Pêche et surexploitation
Si la pêche fait aujourd’hui beaucoup parler d’elle, c’est en premier lieu à cause de la surexploitation des ressources marines. D’après le WWF, 75% des espèces marines pêchées sont surexploitées ou en passe de l’être, alors que la demande mondiale de poissons est amenée à augmenter dans les années à venir. Ceci est d’abord dû au perfectionnement des techniques de pêches. Elles tendent de plus en plus à aller au devant des bancs de poissons pour les capturer. Moteurs puissant, systèmes de localisation (sonars, radars, sondeurs) et filets gigantesques sont autant de techniques qui « permettent de pêcher toujours plus, au delà de la capacité de régénération des écosystèmes ». C’est ce qu’on appelle la surpêche (WWF). D’autres techniques vont, elles, très en profondeur (le chalutage de fond) et endommagent les fonds marins.
Les conséquences sont nombreuses : la disparition d’espèces et des poissons les plus gros, la perturbation de la chaîne alimentaire. Ainsi, la disparition des poissons herbivores entraîne le développement massif d’algues, qui envahissent les coraux, empêchent la lumière de passer et détruisent des colonies.
Le transport, un impact non négligeable
L’impact environnemental lié à la consommation d’énergie lors du transport est important. Les navires de pêche utilisent en effet presque tous des carburants fossiles. Selon la Food and Agriculture Organization (FAO), 14 millions de tonnes de carburants ont ainsi été consommés par le secteur de la pêche en 2005 (soit 25 % du chiffre d’affaires total du secteur). Ceci est loin d’être négligeable, et lié aux distances énormes parfois parcourues par les poissons pêchés. En France par exemple, seulement 15% des 34 kg de poissons annuellement consommés par chaque habitant proviennent de la pêche française.
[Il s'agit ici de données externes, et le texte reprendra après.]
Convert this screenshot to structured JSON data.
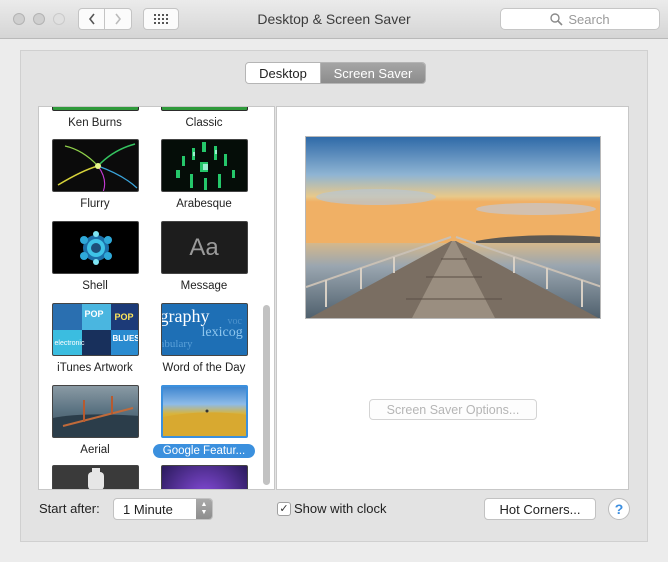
{
  "window": {
    "title": "Desktop & Screen Saver"
  },
  "search": {
    "placeholder": "Search"
  },
  "tabs": {
    "desktop": "Desktop",
    "screen_saver": "Screen Saver"
  },
  "savers": [
    {
      "label": "Ken Burns"
    },
    {
      "label": "Classic"
    },
    {
      "label": "Flurry"
    },
    {
      "label": "Arabesque"
    },
    {
      "label": "Shell"
    },
    {
      "label": "Message"
    },
    {
      "label": "iTunes Artwork"
    },
    {
      "label": "Word of the Day"
    },
    {
      "label": "Aerial"
    },
    {
      "label": "Google Featur..."
    }
  ],
  "thumb_text": {
    "message": "Aa",
    "wotd_1": "graphy",
    "wotd_2": "lexicog",
    "wotd_3": "abulary",
    "wotd_4": "voc",
    "itunes_1": "POP",
    "itunes_2": "BLUES",
    "itunes_3": "POP",
    "itunes_4": "electronic"
  },
  "options_button": "Screen Saver Options...",
  "start_after": {
    "label": "Start after:",
    "value": "1 Minute"
  },
  "show_clock": {
    "label": "Show with clock",
    "checked": true,
    "mark": "✓"
  },
  "hot_corners": "Hot Corners...",
  "help": "?",
  "colors": {
    "selection": "#3b90de",
    "help_blue": "#3b8ee0"
  }
}
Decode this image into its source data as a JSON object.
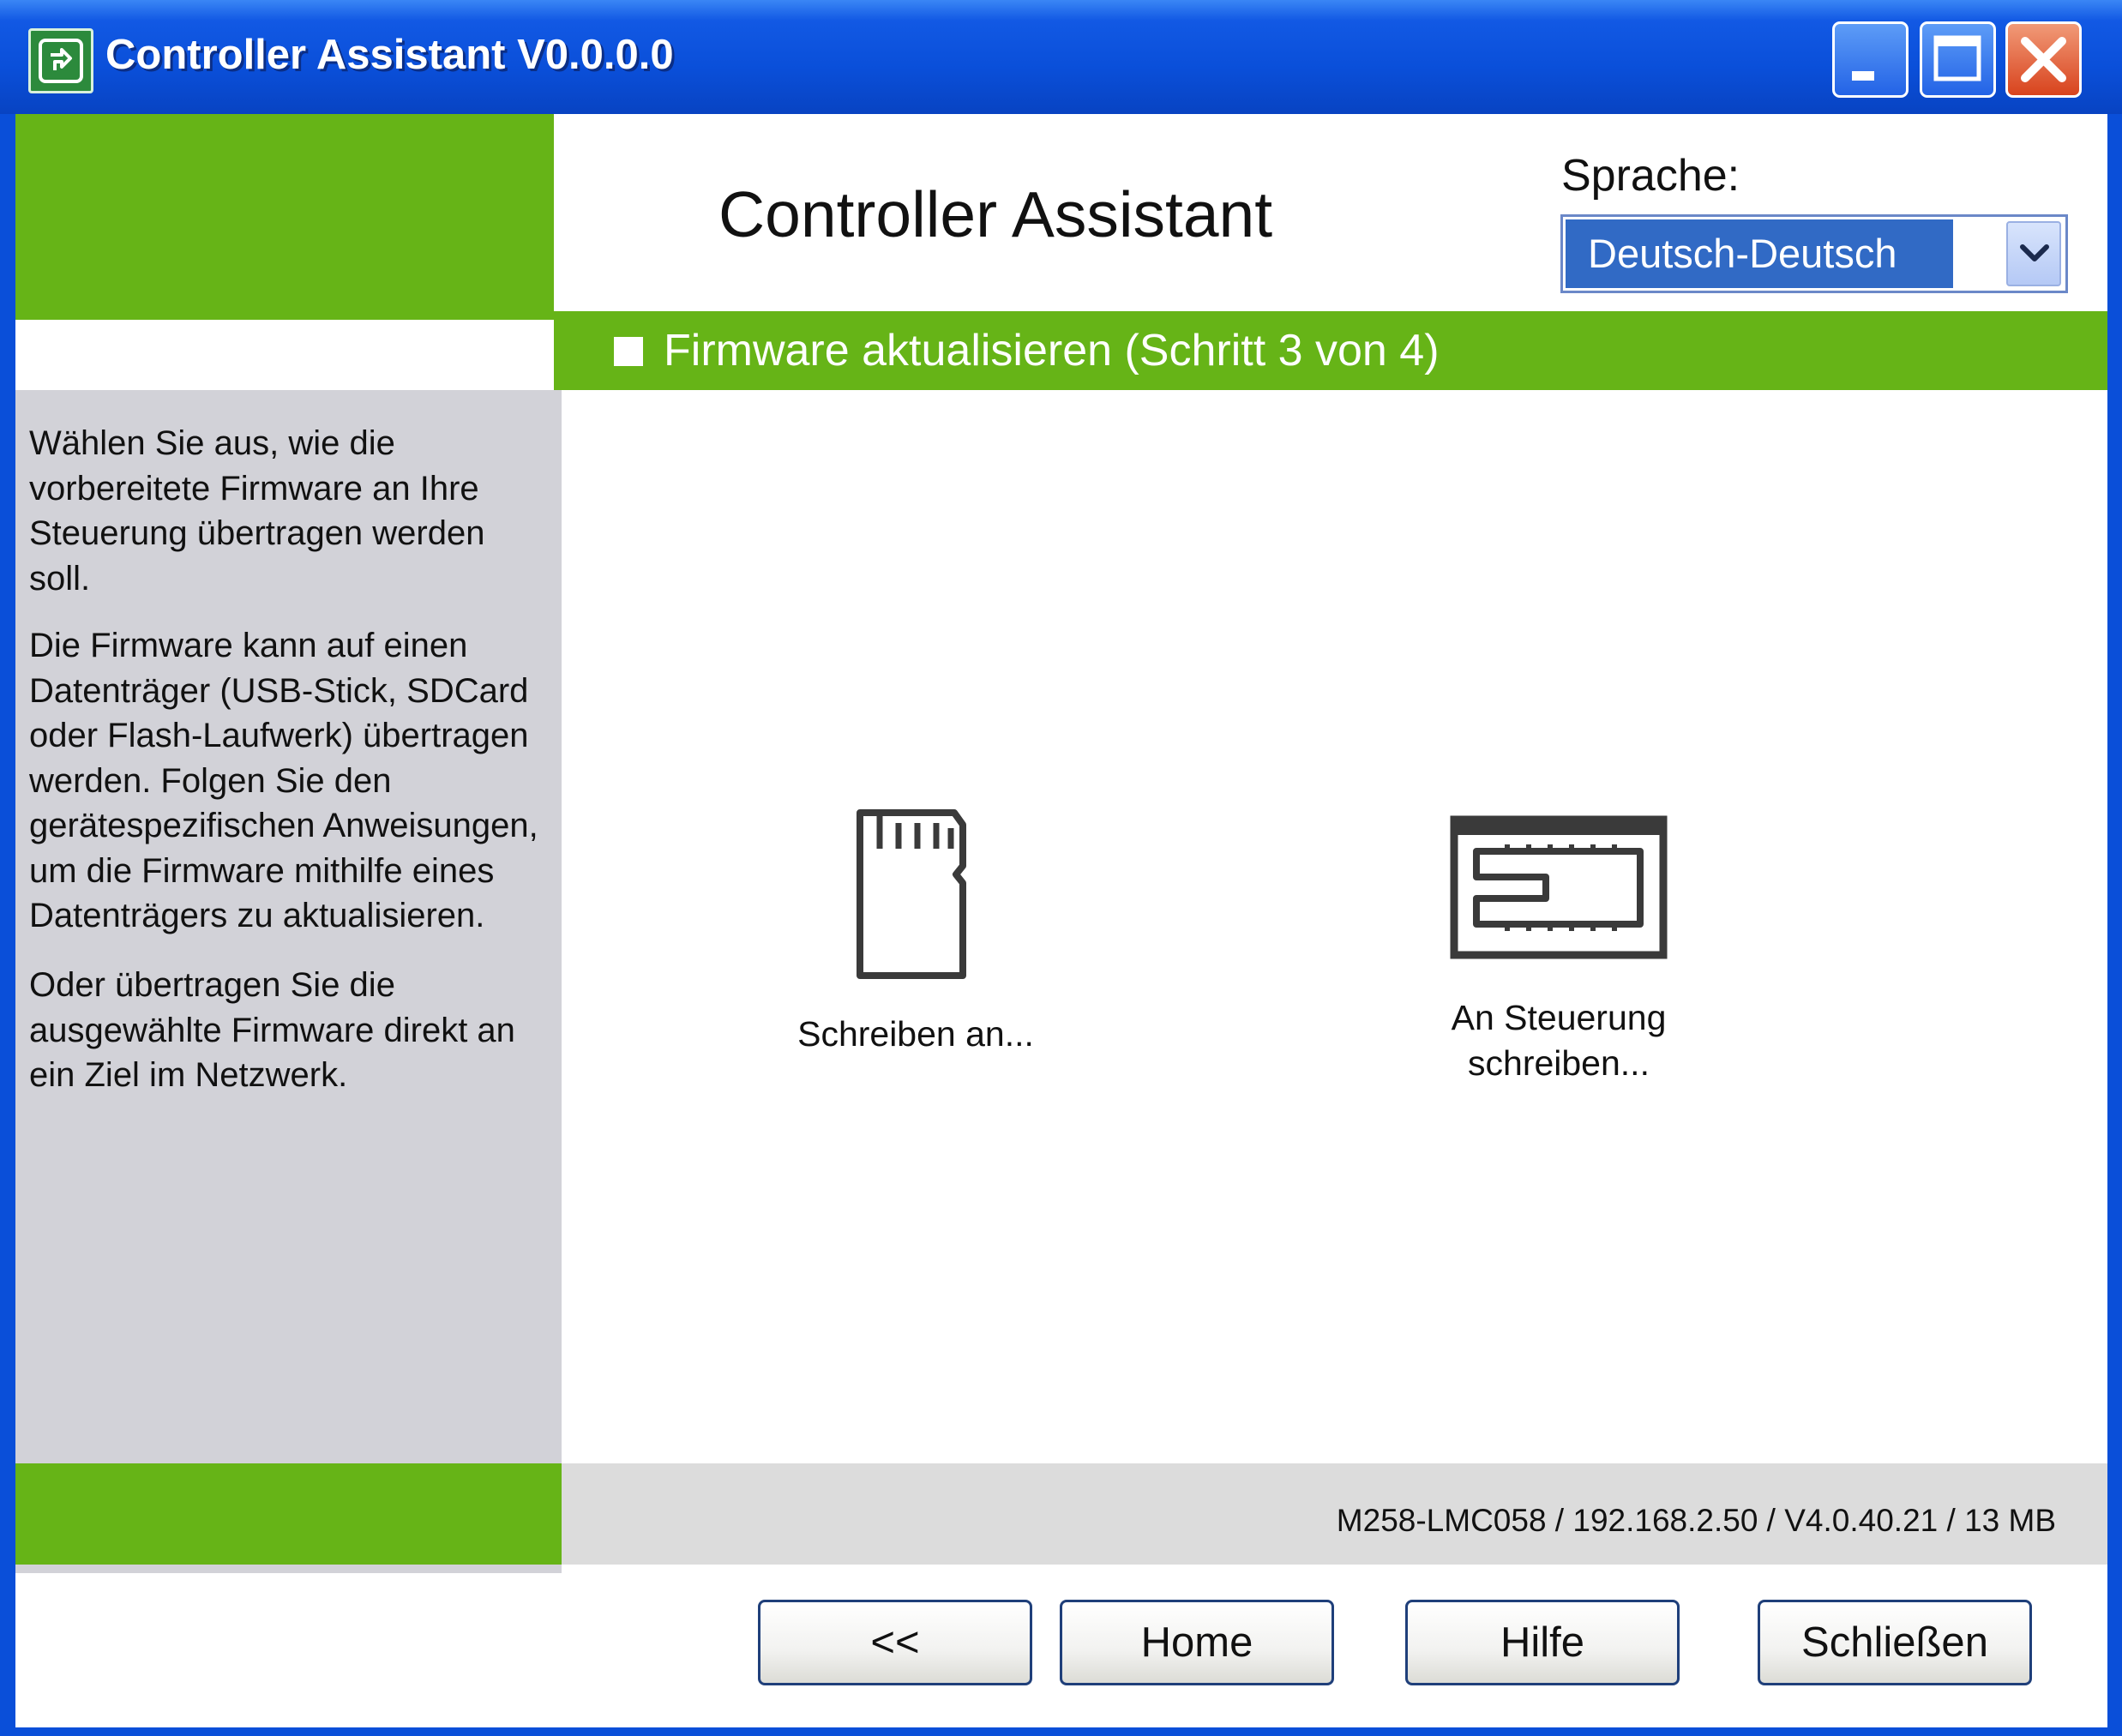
{
  "window": {
    "title": "Controller Assistant V0.0.0.0",
    "titlebar_color": "#0a4fd9"
  },
  "header": {
    "title": "Controller Assistant",
    "language_label": "Sprache:",
    "language_selected": "Deutsch-Deutsch"
  },
  "step": {
    "label": "Firmware aktualisieren (Schritt 3 von 4)",
    "accent_color": "#66b417"
  },
  "sidebar": {
    "paragraphs": [
      "Wählen Sie aus, wie die vorbereitete Firmware an Ihre Steuerung übertragen werden soll.",
      "Die Firmware kann auf einen Datenträger (USB-Stick, SDCard oder Flash-Laufwerk) übertragen werden. Folgen Sie den gerätespezifischen Anweisungen, um die Firmware mithilfe eines Datenträgers zu aktualisieren.",
      "Oder übertragen Sie die ausgewählte Firmware direkt an ein Ziel im Netzwerk."
    ]
  },
  "options": [
    {
      "icon": "sd-card-icon",
      "label_line1": "Schreiben an...",
      "label_line2": ""
    },
    {
      "icon": "controller-icon",
      "label_line1": "An Steuerung",
      "label_line2": "schreiben..."
    }
  ],
  "status": {
    "text": "M258-LMC058 / 192.168.2.50 / V4.0.40.21 / 13 MB"
  },
  "buttons": {
    "back": "<<",
    "home": "Home",
    "help": "Hilfe",
    "close": "Schließen"
  }
}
Poissons et polluants : quel impact sanitaire ?
Les poissons ont une capacité d’absorption des polluants qui les rend très vulnérables à la pollution. Ceci est particulièrement le cas pour les polluants organiques persistants (comme les pesticides et les dioxines) et pour les métaux lourds, moins biodégradables. Le niveau de concentration dépend de la place dans la chaîne alimentaire et de l’espèce. Il est plus élevé chez les poissons en haut de la chaîne alimentaire, c’est-à-dire les gros prédateurs : d’après l’étude Calipso, seules les espèces mangeant plus de 7 portions de poisson par semaine présentent des risques de dépassement des valeurs toxicologiques de référence. Il convient cependant pour les femmes enceintes de faire attention à la contamination au mercure, qui peut provoquer un accouchement prématuré. Pour cela l’Afsas (Agence Française de Sécurité Sanitaire des Aliments) recommande de : favoriser une consommation diversifiée des différentes espèces de poissons ; éviter, à titre de précaution, la consommation des poissons prédateurs (thon, espadon, raie, lotte, marlin, siki...) ; ne pas dépasser plus d’une portion par semaine (150 g pour les femmes enceintes et allaitantes et 60 g pour les enfants jusqu’à trente mois).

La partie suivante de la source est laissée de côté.